As an example of secure monitoring, consider a medical consumable. Secure authentication can verify the consumable and provide authenticated usage information back to a central processing site for transfer to a patient’s record. Many medical devices are designed for single use only. Challenge-and-response authentication can be implemented to ensure that the tool, like a surgical instrument, is both authentic and hasn’t been used before.
Challenge-and-response authentication is considered a robust methodology for our digital world, much more secure than password-based authentication, as passwords can easily be intercepted. Challenge-response authentication can be due to symmetric or asymmetric cryptography. In symmetric cryptography-based authentication, the host and the device to be authenticated have a shared secret key.
The host sends a challenge in the form of a random number to the device.

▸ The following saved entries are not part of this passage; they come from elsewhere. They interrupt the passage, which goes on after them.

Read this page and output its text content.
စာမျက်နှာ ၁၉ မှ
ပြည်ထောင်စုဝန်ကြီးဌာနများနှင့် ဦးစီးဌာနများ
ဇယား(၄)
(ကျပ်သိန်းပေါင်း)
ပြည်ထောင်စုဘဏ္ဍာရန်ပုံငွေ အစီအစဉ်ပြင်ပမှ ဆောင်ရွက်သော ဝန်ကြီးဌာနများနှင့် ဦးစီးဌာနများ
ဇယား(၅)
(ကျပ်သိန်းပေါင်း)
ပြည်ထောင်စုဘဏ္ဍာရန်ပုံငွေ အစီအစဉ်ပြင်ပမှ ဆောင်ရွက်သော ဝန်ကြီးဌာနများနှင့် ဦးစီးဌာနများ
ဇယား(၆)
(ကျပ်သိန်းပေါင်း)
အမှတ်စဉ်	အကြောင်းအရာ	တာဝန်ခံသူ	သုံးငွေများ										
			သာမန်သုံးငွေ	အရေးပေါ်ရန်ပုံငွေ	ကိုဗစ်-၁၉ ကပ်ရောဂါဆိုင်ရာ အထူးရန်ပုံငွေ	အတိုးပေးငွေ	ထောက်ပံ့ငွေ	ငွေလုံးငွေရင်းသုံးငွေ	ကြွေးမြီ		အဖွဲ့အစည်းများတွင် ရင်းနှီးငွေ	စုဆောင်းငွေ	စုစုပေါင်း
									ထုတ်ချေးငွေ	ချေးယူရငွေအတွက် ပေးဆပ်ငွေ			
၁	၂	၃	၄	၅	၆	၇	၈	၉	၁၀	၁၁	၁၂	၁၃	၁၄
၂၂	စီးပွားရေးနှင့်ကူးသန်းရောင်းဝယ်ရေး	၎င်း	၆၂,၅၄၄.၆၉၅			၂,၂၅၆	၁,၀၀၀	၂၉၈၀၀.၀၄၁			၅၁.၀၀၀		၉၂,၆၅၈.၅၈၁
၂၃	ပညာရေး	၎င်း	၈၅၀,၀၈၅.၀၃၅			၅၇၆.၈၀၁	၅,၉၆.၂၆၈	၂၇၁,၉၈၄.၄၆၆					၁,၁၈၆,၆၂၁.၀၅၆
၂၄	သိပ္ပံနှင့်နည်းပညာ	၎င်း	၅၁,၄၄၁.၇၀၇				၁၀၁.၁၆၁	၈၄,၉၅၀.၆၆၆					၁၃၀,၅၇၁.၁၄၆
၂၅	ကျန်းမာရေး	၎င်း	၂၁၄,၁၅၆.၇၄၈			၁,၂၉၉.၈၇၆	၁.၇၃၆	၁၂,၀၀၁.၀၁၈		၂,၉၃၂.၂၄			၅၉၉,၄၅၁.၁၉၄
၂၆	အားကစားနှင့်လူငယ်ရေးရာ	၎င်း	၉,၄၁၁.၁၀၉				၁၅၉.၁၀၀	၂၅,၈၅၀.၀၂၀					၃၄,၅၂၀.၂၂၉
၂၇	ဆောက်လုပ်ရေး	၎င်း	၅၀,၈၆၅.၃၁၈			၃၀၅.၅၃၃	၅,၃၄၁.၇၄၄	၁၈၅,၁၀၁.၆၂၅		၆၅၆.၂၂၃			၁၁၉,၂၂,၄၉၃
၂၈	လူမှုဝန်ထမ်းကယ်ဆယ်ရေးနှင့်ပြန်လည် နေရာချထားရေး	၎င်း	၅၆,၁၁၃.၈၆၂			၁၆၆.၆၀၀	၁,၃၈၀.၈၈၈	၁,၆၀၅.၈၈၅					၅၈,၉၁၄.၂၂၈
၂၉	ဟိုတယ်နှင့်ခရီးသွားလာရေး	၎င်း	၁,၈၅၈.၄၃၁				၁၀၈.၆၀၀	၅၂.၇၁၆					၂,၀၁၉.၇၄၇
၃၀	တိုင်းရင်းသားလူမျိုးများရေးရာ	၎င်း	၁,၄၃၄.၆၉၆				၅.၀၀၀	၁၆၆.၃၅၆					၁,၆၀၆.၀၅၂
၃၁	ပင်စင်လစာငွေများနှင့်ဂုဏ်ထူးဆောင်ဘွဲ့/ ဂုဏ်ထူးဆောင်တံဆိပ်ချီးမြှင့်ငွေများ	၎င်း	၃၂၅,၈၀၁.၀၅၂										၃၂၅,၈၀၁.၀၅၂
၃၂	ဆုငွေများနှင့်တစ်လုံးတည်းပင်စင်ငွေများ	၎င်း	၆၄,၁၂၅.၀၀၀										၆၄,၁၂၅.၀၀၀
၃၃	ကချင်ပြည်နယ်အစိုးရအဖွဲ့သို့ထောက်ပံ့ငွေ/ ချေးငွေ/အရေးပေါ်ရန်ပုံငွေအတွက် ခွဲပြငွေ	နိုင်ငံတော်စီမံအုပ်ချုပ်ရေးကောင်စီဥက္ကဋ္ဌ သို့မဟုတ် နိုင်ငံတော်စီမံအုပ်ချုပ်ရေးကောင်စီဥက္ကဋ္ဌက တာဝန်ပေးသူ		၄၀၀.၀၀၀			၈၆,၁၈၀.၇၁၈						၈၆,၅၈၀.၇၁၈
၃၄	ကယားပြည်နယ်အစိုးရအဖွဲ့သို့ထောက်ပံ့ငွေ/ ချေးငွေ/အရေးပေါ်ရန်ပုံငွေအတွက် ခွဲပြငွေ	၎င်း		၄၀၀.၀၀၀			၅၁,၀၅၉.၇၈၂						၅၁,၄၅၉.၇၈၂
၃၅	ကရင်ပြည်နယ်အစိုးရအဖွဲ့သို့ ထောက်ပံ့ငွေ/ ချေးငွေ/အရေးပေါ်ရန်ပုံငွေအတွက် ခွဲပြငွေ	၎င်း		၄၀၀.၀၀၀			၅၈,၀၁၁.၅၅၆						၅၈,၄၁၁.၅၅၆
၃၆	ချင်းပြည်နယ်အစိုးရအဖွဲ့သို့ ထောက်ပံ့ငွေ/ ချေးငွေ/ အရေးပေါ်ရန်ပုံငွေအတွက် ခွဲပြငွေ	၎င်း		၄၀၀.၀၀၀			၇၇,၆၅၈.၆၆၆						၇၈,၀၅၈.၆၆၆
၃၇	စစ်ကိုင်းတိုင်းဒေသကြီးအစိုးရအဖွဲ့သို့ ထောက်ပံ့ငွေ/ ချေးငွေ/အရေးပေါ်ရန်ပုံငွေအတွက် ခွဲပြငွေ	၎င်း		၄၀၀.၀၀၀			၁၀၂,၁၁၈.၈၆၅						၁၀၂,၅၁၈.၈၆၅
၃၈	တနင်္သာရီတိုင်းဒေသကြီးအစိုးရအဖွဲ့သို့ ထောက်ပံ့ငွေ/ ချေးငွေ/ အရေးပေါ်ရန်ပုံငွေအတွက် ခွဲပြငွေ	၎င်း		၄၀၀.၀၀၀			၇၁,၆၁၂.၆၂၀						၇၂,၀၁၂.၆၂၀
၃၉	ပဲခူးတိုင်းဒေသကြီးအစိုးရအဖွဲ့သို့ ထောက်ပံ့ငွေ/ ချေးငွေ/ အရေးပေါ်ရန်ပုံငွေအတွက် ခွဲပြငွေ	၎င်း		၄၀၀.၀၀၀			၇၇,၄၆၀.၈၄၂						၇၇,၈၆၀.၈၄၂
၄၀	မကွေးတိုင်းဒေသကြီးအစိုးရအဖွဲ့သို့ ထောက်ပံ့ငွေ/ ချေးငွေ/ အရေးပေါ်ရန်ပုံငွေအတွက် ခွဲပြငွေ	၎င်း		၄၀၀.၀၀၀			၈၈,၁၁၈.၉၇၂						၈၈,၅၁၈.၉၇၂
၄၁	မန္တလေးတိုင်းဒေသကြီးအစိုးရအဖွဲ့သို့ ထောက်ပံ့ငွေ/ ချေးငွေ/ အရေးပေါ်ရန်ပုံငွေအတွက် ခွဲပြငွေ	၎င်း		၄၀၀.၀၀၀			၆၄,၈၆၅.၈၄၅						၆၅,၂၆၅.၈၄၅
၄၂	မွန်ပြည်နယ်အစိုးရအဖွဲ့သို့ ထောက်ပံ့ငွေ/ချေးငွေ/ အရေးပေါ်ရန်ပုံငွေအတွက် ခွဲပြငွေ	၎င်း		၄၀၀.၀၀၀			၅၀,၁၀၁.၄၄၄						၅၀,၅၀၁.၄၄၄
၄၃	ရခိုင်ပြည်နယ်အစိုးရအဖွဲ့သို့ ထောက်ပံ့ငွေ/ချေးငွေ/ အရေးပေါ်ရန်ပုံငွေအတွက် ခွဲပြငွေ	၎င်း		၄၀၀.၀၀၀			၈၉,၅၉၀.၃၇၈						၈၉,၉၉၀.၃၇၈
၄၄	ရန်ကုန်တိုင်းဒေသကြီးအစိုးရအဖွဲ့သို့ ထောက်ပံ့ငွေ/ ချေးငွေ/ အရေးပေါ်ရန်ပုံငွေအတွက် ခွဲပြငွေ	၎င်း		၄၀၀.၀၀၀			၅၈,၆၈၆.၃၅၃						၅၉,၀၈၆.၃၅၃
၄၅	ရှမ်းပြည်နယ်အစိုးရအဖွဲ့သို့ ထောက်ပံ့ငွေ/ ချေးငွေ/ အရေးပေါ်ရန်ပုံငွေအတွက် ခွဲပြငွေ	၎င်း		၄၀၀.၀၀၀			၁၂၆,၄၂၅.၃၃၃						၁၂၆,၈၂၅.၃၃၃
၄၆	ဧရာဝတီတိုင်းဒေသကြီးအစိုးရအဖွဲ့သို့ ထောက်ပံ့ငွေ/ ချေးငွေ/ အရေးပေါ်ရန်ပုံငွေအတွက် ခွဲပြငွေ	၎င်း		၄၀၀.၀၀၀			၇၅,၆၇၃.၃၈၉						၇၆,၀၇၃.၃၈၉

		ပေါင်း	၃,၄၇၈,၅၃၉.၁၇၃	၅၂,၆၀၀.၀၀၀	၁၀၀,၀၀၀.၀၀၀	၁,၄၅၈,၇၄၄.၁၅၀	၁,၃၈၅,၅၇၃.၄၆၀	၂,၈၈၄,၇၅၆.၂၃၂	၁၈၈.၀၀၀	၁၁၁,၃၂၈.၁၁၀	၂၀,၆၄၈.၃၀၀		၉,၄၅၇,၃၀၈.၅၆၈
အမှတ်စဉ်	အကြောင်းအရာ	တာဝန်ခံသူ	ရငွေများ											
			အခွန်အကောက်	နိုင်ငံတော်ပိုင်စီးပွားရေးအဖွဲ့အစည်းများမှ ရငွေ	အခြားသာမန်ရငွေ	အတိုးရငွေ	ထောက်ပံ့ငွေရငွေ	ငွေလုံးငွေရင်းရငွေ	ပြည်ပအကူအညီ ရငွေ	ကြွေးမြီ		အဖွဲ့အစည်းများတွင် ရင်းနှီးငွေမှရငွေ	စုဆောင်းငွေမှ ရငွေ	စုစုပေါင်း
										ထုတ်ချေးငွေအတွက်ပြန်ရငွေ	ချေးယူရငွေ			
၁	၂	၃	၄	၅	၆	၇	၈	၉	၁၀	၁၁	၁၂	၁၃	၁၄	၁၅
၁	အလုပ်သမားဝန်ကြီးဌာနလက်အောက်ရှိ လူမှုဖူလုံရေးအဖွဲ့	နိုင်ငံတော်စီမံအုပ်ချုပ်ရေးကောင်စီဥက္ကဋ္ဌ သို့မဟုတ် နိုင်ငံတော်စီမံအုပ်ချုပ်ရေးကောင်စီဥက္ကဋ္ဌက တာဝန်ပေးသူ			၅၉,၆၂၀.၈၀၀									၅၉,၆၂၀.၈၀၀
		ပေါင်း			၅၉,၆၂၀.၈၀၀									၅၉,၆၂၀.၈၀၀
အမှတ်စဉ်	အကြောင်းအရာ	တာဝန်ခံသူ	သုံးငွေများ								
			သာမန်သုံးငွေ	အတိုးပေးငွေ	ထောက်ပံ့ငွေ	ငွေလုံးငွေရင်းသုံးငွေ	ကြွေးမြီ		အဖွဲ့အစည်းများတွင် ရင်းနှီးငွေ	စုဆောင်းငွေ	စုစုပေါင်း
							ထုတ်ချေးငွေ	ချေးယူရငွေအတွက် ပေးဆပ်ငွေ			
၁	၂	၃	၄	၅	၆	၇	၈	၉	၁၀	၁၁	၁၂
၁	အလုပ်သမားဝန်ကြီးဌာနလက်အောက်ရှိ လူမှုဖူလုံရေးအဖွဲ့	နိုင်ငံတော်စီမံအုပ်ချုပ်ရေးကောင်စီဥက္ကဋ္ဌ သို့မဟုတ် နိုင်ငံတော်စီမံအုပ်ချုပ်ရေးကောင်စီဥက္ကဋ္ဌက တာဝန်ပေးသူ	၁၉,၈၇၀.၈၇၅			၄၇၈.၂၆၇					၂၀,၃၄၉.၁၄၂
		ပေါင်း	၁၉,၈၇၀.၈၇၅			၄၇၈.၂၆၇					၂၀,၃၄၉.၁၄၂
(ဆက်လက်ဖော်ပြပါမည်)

The device then computes a digital signature as a function of the secret and the challenge, sending it back to the host, which runs the same computation, comparing the results. If there’s a match, the device is authenticated.
Secure hash functions, such as SHA-256, provide the mathematics to ensure a device will be able to prove its secret without disclosing it; see Table 1 for an overview of some popular cryptographic algorithms supported by secure authenticators.
|SHA-256 MAC||FIPS 180|
|SHA-256 HMAC||FIPS 198|
In asymmetric cryptography, there’s a private key and a public key. Only the device to be authenticated knows the private key. The public key can be shared with any entity that seeks to authenticate the device. Here, the host sends a challenge to the device, which computes a signature based on this challenge and its private key, and sends the result back to the host. The host then uses the public key to verify the signature.
The function used here to compute the signature must have certain mathematical properties, which are commonly used functions for asymmetric cryptography are RSA and ECDSA. Embedded security ICs that support SHA-256 and ECDSA can be integrated into a medical device design, for protection from the ground up.
While secure microcontrollers and authenticators and other embedded security ICs can protect the medical device designs themselves, other measures can further safeguard the IoMT from malicious attacks. Separating the medical network of devices from the network for PCs, laptops and databases can hamper attempts to break into a compromised device. This way, if a connected medical device gets hacked, the attack won’t fully unfold.
It’s also important to protect the software applications that run on connected medical devices, preventing copying, tampering or the insertion of malicious code.
Strong authorisation protocols are another essential tactic to minimise the chances of a device getting hacked.
By designing embedded security ICs into medical devices from the very beginning, developers can prevent costly problems later on.